How physical activity benefits student’s academic performance and why it's important to keep moving

Julia Petterle, Website Manager

Physical activity is a way to step out of one’s shell and build confidence; students need to always show confidence in their body no matter the size, but a healthy body is a totally different story.

 Given that the brain is responsible for both mental processes and physical actions of the human body, brain health is important across one’s lifespan. Children respond faster and with greater accuracy to a variety of cognitive tasks after participating in a session of physical activity, according to the National Academy of Sciences. 

Physical activity shows an impact on cognitive skills, attitudes and academic behavior, occasionally all of which are important components of improved academic performance. These include enhanced concentration and attention as well as improved classroom behavior. 

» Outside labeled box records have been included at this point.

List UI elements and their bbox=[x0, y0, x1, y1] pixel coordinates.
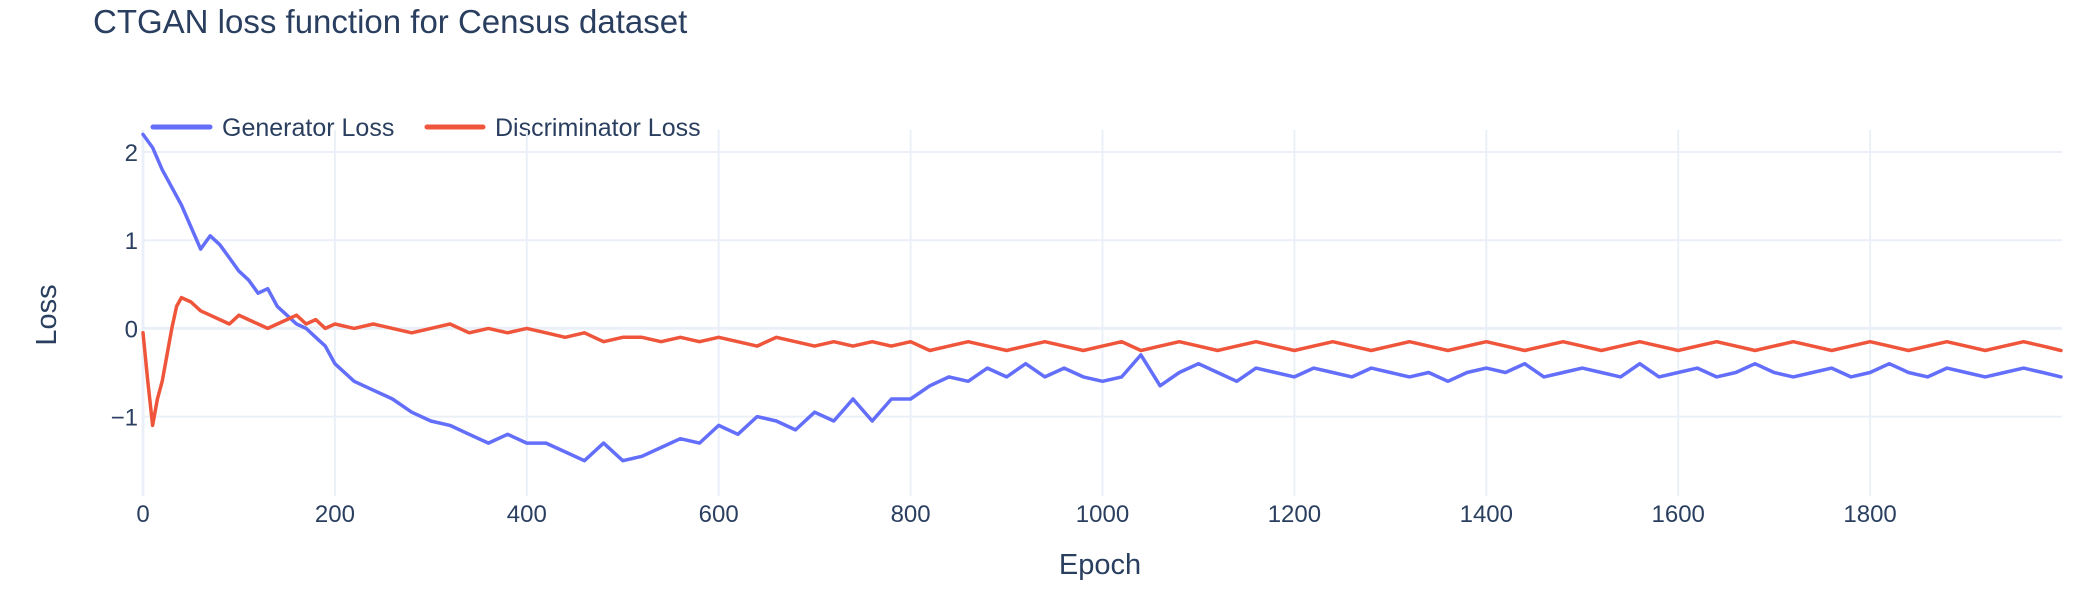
y-tick-label: 2 bbox=[125, 140, 138, 167]
y-axis-title: Loss bbox=[31, 284, 63, 345]
x-tick-label: 400 bbox=[507, 501, 547, 528]
x-tick-label: 1000 bbox=[1076, 501, 1129, 528]
x-tick-label: 1400 bbox=[1460, 501, 1513, 528]
y-tick-label: 1 bbox=[125, 228, 138, 255]
x-tick-label: 200 bbox=[315, 501, 355, 528]
x-tick-labels: 0 200 400 600 800 1000 1200 1400 1600 1800 bbox=[136, 501, 1896, 528]
y-tick-label: −1 bbox=[111, 405, 138, 432]
legend: Generator Loss Discriminator Loss bbox=[150, 114, 701, 142]
x-tick-label: 800 bbox=[891, 501, 931, 528]
x-tick-label: 1800 bbox=[1843, 501, 1896, 528]
x-axis-title: Epoch bbox=[1059, 549, 1141, 581]
x-tick-label: 0 bbox=[136, 501, 149, 528]
y-tick-label: 0 bbox=[125, 316, 138, 343]
x-tick-label: 1200 bbox=[1268, 501, 1321, 528]
chart-title: CTGAN loss function for Census dataset bbox=[93, 3, 687, 40]
generator-loss-line bbox=[141, 132, 2063, 463]
x-tick-label: 1600 bbox=[1652, 501, 1705, 528]
discriminator-loss-line bbox=[141, 295, 2063, 428]
y-tick-labels: 2 1 0 −1 bbox=[111, 140, 138, 432]
legend-label-discriminator: Discriminator Loss bbox=[495, 114, 701, 142]
series-group bbox=[141, 132, 2063, 463]
legend-label-generator: Generator Loss bbox=[222, 114, 394, 142]
grid bbox=[141, 130, 2062, 496]
x-tick-label: 600 bbox=[699, 501, 739, 528]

Exercise directly impacts the behavior and development of the brain, according to Charles Basch of Columbia University. Physical inactivity eventually leads to energy imbalance, which creates risks of obesity. Less than one-quarter of children six to 17 years of age participate in 60 minutes of physical activity every day, according to the Division of Population Health (DPH). 

Students, depending on their drive to do things, usually end up doing something else that seems more exciting than what they need to do to stay healthy. Some ideas that help students stay healthy and that are exciting include: dance fitness workouts, going to the gym with some friends or walks/runs with groups.

Although academic performance stems from a complex interaction between intellect and contextual variables, health is a vital moderating factor in a child’s ability to learn, according to the DPH. The idea that healthy children learn better is analytically supported and well accepted; multiple studies confirmed health benefits show that they’re associated with physical activity—including: cardiovascular and muscular fitness, bone health and psychosocial outcomes—according to the National Academy of Sciences.

Students need to stand up for themselves by taking care of their bodies; they only get one body and one life to live in it. If they don’t stay healthy, they end up leading themselves to a place where they can’t get out of.